Dying Eye Review

What?

That was my first thought of the title when I came across the 2019 Japanese mystery drama starring Haruma Miura. What got me to watch, however, was partly the famous actor and the poster design. After watching the first episode, I was hooked.

There are ways to stay in this world, even if your body is destroyed.

Dying Eye, “Ruriko”

Synopsis

A male customer attacks Amemura Shinsuke (Haruma Miura) at a bar in Tokyo, which leads to memory loss. Shinsuke learns that he was responsible for Kishinaka Minae’s (Takahashi Maryjun) death in a traffic accident a year ago. The man who attacked him was her husband, Reiji.

dying eye review
Shinsuke’s view after getting hit with a fire extinguisher.

Reiji commits suicide, and Shinsuke is advised by others to forget about the accident. However, something doesn’t sit well with him. One night, Ruriko, Minae’s doppelganger, visits Shinsuke wearing all-black. Since then, Shinsuke starts to lose his sanity and discovers what truly happened on the fateful rainy night.

dying eye episode one
The car hits Minae straight-on.

Besides the acting and music, I enjoyed what this show explored: the ugly side of human greed and how its consequences are dealt with by different personalities. This is what I’ll be focusing on for the rest of this post.

Like every show, Dying Eye isn’t meant for everyone. You may have figured out who-dun-it before the end or expected more suspense/mystery. But in a nutshell, the story was executed well and isn’t draggy. It sticks to the point.

Spoilers ahead.

Exploring Dying Eye

I didn’t know what to expect from Dying Eye. Yes, it’s full of mystery, and you wonder whether Minae is a supernatural being or if she’s still alive. By the end, the answer is both.

Shinsuke discovers that he isn’t entirely responsible for Minae’s death. And while he descends into madness, he finds he isn’t the only victim.

Japanese drama review
Ruriko “ambushes” Shinsuke outside the bar for the first time.

There were four people responsible for Minae’s death. In the first episode, when Minae gets killed, she stares at her killer. Blood seeps out of her eye and the camera focus on her intensity.

dying eye japanese drama review
Minae stares into her killer’s eyes.

Later, when Shinsuke becomes attracted to Ruriko, we see a hypnotic trance, a weapon that Ruriko uses to manipulate her victims. As Shinsuke stares into her eyes, he’s more impulsive. This results in him sleeping with Ruriko twice. (The scenes in this are graphic. Both are not full nudity, but one is more “revealing” than the other.)

dying eye review
Ruriko tells Shinsuke that “they can be with each other forever.”

Shinsuke’s investigation leads him to Haruhiko Kiuchi, who Shinsuke knew is a part of the crime but keeps denying to speak with him.

Kiuchi and his wife are involved in the crime, which his wife is already victimized by Ruriko.
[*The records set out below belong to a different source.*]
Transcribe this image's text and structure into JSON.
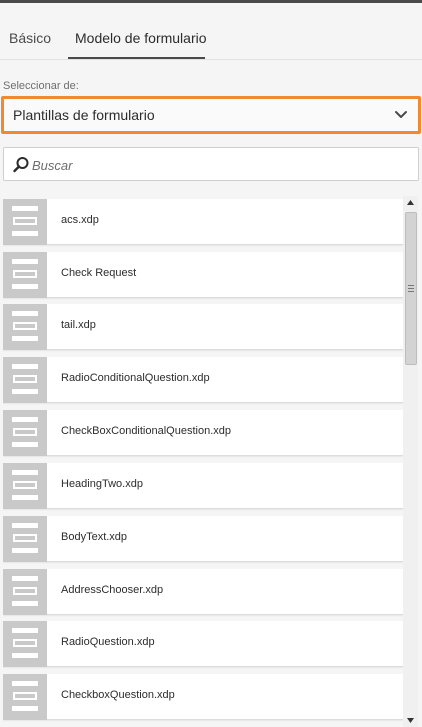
{
  "tabs": [
    {
      "label": "Básico",
      "selected": false
    },
    {
      "label": "Modelo de formulario",
      "selected": true
    }
  ],
  "source": {
    "label": "Seleccionar de:",
    "selected": "Plantillas de formulario"
  },
  "search": {
    "placeholder": "Buscar"
  },
  "templates": [
    {
      "name": "acs.xdp"
    },
    {
      "name": "Check Request"
    },
    {
      "name": "tail.xdp"
    },
    {
      "name": "RadioConditionalQuestion.xdp"
    },
    {
      "name": "CheckBoxConditionalQuestion.xdp"
    },
    {
      "name": "HeadingTwo.xdp"
    },
    {
      "name": "BodyText.xdp"
    },
    {
      "name": "AddressChooser.xdp"
    },
    {
      "name": "RadioQuestion.xdp"
    },
    {
      "name": "CheckboxQuestion.xdp"
    }
  ],
  "colors": {
    "dropdown_focus_border": "#f08a2c",
    "thumbnail_bg": "#c9c9c9",
    "panel_bg": "#f5f5f5"
  },
  "icons": {
    "template_thumbnail": "document-lines-icon",
    "search": "search-icon",
    "dropdown": "chevron-down-icon"
  }
}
Minae’s “dying eye” in the beginning represents her grudge and desire to live. At the time, Minae was pregnant and was biking home from work before the accident occurred. The four killers took everything from her. And Minae wasn’t going to let them go.
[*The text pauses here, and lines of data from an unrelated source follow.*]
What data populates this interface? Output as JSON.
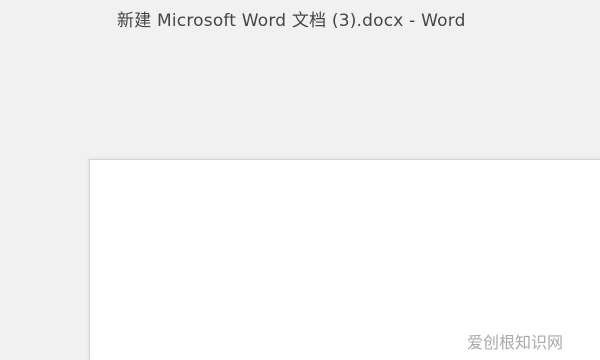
{
  "window": {
    "title": "新建 Microsoft Word 文档 (3).docx  -  Word"
  },
  "watermark": {
    "text": "爱创根知识网"
  },
  "colors": {
    "app_background": "#f1f1f1",
    "page_background": "#ffffff",
    "title_text": "#454545"
  }
}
dying eye episode four review
Ruriko tells Shinsuke that they’re other ways to stay alive even if the body is destroyed.

Kiuchi’s wife is unable to live with her guilt, and she starts seeing Minae’s ghost everywhere, which leads to her insanity. However, it doesn’t stop there. The man’s wife actively sought out Minae’s husband in hopes of finding some solace for her guilt. But this ends tragically with her taking her own life.

Each of the four killers has a different ending to this story. Shinsuke is left to bear the guilt by taking a bribe from his “trusted” friend, Eshima Koichi, to hide the details of the accident. Koichi’s life is ruined by greed, with him gouging out his eyes at the end. Kiuchi is in jail since he covered for his wife. And as said before, his wife is dead.

dying eye japanese drama review
Shinsuke mourns Ruriko after she’s pushed from his apartment.

While it may seem that Kiuchi is the only “kind” soul in this show, he harmed himself by protecting others. Ironically, Koichi harmed himself by protecting himself. In the end, I argue that the focus was meant to be on these two characters than Shinsuke. Shinsuke is intended to act as a “puppet” so-to-speak to these two themes.

It also does a clever job of portraying the two sayings: “the road to hell is paved with good intentions” and “the eyes are the window to the soul.”

Also, it obviously shows how karma eventually comes back to bite you.

Dying Eye only has six episodes, shorter than most Japanese dramas. So, you can binge it in one night. If you enjoy a good paranormal mystery mixed with modern and psychological elements, give this one a shot.

Fun fact: This drama led me to discover Tokyo Bachelor as I wanted to see more from Maryjun. In Tokyo Bachelor, she stars as the protagonist’s ex-girlfriend.